W3 Strings, their IDs and Usage in Radish Projects
This article gives you a thorough overview of how adding new strings with a The Witcher 3 mod is handled by the radish modding tools. If you are unsure about the process, about IDs, their spaces and starts, or how to define custom strings for more diverse usage - you're at the right place!
- 1 Overview
- 2 Strings in RedEngine3
- 3 Strings in Radish Modding Tools
The radish modding tools are capable of encoding custom strings by means of the w3strings encoder which is included in the main tools package. As all other encoders, it doesn't need to be used directly, but is automated to a larger extent with the project template, its setup of batch scripts and in combination with the other encoders. For example, you don't need to extract every string specified in you scenes by hand. On the other hand in order for everything to work smoothly, some settings, name idspace and idstart need to be configured correctly and custom strings aside from the automatically extracted ones have their own workflow.
In this article, we'll cover several topics - but feel free to skip to the parts important to you. Every section is written in such a way that you should be able to gain information on the sub-topic without needing to re-read the whole article, if some part relies on another, it will be mentioned.
Strings in RedEngine3
We start with some background info on how strings are stored in the engine and what our options as modders are.
On .w3strings files and IDs
All strings used in the game and any additional mods/DLCs are stored in a database consisting of (several) .w3strings files. Every file consists of entries, where an entry has the following elements:
unique ID as key | optional hex key (-> based on a string key) | string as value
The range of possible IDs is 0.000.000.000. ... 232 - 1. Wherever you need a string as a user, you will specify its ID or string key (more on that and hex keys in the next section), and the game will automatically look up the string value in the database.
Adding new strings works by creating a .w3strings file in your mod: If such a file contains entries, they are added to the joint database in the game. You could also overwrite an existing string by reusing the ID/hex key of that string and assigning your replacement. Since .w3strings files are encoded in a special way, you need the w3strings encoder to create them.
An alternative to IDs: string/hex keys
Referencing a string by ID, which is very straightforward, has a downside: It is hard to know which string is used when looking at a referencing ID and it's easy to make a mistake by typing a wrong digit as a user. This is why a second mechanism exists, which allows referencing strings by string keys. Recall what an entry contains:
unique ID as key | optional hex key (-> based on a string key) | string as value
Whenever you use the optional string key, it needs to be transformed to a corresponding representation, the hex key, which is then stored in the entry of a .w3strings file.

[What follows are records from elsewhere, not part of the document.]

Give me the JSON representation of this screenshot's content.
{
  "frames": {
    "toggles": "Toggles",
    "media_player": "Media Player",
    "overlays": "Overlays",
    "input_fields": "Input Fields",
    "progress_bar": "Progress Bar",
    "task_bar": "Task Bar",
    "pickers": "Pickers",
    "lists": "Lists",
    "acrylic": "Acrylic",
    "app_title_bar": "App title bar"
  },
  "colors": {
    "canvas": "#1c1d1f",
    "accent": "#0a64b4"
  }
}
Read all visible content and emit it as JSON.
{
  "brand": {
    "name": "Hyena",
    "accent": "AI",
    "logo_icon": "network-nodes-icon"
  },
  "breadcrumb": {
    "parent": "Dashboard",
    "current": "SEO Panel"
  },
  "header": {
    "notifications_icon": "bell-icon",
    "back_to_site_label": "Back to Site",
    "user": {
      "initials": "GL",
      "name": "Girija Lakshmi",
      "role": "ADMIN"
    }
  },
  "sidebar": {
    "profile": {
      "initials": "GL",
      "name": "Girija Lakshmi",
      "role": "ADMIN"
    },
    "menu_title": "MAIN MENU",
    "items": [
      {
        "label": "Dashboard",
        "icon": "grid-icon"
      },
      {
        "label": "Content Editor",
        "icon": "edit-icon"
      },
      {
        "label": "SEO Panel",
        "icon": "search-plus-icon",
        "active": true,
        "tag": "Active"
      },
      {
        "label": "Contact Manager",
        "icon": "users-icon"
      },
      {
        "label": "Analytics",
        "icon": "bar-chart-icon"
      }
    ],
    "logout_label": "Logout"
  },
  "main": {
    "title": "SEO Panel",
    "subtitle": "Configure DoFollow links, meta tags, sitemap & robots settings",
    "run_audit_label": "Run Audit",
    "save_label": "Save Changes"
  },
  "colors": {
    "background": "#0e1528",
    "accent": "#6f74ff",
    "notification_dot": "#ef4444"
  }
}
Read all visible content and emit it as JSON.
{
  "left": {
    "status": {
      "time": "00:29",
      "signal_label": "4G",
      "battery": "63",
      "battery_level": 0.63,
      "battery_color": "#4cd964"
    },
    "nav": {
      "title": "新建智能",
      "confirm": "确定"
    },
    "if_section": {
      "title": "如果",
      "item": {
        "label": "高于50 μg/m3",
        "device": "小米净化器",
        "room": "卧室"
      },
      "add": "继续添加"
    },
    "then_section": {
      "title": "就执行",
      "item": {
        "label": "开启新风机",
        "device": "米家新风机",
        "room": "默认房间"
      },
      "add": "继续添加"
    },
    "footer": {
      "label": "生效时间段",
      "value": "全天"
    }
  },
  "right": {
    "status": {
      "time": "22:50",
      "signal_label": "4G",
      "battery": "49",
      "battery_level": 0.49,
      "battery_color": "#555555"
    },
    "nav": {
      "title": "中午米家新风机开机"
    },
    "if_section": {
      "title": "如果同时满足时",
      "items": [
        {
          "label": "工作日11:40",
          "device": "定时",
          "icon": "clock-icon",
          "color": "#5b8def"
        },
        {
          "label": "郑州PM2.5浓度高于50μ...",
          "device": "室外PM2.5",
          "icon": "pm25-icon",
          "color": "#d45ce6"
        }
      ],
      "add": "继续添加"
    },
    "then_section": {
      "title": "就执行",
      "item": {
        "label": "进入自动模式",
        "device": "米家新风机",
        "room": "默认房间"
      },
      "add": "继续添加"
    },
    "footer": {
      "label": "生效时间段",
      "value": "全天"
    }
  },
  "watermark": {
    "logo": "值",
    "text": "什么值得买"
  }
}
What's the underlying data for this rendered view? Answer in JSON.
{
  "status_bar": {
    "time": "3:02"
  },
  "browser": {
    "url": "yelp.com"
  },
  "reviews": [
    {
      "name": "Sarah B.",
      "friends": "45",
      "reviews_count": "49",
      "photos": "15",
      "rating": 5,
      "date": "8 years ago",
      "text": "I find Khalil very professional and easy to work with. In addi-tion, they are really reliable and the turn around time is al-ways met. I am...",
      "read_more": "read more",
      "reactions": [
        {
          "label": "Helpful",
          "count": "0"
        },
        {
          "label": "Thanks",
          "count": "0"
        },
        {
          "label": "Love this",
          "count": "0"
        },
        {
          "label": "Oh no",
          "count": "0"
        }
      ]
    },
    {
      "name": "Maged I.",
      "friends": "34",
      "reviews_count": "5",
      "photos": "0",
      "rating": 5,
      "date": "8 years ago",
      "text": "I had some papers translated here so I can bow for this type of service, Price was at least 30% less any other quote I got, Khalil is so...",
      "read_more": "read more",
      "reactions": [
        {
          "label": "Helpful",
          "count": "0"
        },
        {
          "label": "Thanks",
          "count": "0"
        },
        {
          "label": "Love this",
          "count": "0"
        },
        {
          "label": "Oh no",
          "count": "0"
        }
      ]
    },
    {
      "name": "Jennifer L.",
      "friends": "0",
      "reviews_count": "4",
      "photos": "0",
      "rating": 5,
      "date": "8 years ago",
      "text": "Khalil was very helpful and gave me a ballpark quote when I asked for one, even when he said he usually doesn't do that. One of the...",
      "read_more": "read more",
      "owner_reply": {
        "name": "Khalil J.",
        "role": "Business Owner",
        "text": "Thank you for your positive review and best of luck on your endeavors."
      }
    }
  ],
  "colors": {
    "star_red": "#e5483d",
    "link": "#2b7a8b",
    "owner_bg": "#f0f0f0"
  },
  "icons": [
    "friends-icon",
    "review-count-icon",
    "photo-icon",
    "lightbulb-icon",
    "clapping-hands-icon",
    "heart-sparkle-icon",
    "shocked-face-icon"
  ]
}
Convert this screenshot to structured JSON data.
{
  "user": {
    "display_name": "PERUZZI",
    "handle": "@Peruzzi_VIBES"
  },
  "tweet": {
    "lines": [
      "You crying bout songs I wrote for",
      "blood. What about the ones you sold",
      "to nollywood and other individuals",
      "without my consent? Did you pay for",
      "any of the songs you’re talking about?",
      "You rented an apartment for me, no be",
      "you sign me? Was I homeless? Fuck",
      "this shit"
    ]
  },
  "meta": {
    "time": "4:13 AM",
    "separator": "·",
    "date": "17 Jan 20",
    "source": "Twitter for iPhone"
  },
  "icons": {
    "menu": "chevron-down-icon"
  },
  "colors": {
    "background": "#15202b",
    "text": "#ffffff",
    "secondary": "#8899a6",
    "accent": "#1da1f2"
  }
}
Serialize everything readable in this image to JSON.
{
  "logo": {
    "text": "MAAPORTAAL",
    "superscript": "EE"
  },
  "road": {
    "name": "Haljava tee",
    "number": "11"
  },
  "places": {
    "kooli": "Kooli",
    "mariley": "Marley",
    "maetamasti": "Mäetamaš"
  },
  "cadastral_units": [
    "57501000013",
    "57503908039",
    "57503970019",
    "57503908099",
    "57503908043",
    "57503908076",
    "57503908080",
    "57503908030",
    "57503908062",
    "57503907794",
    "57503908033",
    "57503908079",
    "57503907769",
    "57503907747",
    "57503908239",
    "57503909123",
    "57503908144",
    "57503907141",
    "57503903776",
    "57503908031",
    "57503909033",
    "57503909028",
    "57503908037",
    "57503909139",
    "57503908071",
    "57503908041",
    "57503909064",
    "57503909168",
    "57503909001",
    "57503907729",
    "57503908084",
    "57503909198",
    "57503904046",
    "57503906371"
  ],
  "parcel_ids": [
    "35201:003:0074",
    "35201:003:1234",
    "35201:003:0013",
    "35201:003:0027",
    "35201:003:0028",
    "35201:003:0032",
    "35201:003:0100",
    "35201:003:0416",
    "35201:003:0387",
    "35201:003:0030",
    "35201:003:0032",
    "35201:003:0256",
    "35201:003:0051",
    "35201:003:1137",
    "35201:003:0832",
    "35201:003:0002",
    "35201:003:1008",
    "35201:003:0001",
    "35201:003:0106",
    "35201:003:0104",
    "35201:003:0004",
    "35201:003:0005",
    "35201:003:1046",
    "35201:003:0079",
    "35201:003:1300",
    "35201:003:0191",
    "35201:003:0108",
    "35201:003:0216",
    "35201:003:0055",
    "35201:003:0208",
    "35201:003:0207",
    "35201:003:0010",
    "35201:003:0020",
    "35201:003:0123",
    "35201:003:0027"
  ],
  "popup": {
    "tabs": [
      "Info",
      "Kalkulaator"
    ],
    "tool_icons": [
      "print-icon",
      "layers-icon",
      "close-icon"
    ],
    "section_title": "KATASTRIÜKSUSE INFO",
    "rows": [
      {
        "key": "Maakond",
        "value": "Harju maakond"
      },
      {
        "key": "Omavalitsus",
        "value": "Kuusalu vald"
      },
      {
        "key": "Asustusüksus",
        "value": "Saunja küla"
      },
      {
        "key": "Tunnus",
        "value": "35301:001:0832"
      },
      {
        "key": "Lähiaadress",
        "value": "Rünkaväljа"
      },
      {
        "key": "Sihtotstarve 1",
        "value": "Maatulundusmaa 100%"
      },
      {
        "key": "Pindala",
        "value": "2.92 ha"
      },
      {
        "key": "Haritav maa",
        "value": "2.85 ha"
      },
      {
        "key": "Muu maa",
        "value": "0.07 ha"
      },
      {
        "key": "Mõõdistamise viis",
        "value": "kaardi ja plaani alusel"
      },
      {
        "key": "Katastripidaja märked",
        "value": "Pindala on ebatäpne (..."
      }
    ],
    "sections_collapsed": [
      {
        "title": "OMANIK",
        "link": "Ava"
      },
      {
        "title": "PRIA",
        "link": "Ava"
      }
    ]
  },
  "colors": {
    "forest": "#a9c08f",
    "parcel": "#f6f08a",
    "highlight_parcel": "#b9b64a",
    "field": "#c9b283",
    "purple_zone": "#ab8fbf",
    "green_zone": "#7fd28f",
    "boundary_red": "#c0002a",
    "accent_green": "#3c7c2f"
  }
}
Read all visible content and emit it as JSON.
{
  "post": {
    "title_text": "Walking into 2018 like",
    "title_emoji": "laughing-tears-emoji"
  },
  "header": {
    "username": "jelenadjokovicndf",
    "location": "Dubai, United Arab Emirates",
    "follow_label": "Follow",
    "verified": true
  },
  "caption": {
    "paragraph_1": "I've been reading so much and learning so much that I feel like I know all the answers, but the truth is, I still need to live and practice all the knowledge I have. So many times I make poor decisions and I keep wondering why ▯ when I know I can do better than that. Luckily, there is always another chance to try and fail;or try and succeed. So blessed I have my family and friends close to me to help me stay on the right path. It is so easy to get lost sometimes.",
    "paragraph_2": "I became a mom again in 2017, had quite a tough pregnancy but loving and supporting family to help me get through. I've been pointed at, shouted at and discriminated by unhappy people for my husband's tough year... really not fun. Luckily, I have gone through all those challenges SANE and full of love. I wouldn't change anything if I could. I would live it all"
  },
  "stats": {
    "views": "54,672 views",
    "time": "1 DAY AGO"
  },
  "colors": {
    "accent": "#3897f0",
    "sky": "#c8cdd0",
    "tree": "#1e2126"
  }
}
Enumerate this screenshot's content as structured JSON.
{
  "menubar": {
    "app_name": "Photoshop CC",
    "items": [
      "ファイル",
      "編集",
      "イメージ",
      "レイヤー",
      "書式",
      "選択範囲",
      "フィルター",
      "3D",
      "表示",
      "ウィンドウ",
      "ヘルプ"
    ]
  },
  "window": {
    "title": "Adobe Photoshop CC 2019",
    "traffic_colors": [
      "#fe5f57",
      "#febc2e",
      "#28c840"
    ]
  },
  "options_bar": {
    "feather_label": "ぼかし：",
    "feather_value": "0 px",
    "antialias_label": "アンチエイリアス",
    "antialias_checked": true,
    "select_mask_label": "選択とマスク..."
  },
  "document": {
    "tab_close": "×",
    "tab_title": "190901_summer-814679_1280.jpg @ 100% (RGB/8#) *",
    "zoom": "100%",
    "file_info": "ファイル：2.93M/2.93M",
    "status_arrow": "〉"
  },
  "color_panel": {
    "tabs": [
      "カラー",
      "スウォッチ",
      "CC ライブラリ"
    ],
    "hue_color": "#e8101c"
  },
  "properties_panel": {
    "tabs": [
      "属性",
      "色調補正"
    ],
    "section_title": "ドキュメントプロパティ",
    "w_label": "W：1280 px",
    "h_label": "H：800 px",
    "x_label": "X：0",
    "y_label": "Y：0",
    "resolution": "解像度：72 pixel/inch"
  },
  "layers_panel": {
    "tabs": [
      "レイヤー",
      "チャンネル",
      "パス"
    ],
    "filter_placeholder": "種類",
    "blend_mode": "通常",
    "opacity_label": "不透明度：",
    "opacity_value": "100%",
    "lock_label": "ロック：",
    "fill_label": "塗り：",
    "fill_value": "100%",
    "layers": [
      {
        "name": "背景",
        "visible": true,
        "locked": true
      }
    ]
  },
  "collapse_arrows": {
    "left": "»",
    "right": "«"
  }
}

The engine than automatically handles the rest. Using a string key in a .reddlc file (as an example) looks like this:
Note furthermore, that what follows here are technical details about the implementation of str keys as well as the meaning of hex keys. You do not need this knowledge (you can, in fact, ignore the hex key since everything surrounding it is automated), but if you're interested - feel free to read on :)
What is the purpose of the hex key? One problem of using strings as a key to look up elements is, that they are (relatively) slow to process. This is especially problematic, if they are potentially used a lot. Therefore an optimization is used.
Upon encoding into .w3strings, any string key is hashed into a hex key, which is stored instead of the original str key in the entry. Hex keys are far more efficient for look up algorithms: Thus when we use a string key like "boss" in the picture above, the engine won't search for the "boss" in the database, but hash "boss" to its hex key and then search for that.
There is one major caveat to this procedure: The hashing procedure can produce collisions. This means, it is possible that two different string keys are hashed to the same hash key. Unfortunately we cannot catch this error, so only the advice remains, to use string keys only when necessary.
There is one last aspect to the strings concept of the engine and that is defining separate strings for several languages. The idea here is simple: Each .w3strings has a given language associated to it. The language is specified by using abbreviations like "en", "de" as a prefix for the .w3strings filename:
A .w3strings file can thus be localized by creating several language versions of it (with the respective prefixes), where each version contains the same keys, but string values respectively translated string values. The engine will then automatically choose the right version of the strings based on the user's language setting.
Strings in Radish Modding Tools
The previous three sections discussed how strings are handled in RedEngine3 using .w3strings files as a database. Now we will proceed to how the radish modding tools are built and geared towards that concept to allow defining and encoding custom strings in a user-friendly way (relatively, that is).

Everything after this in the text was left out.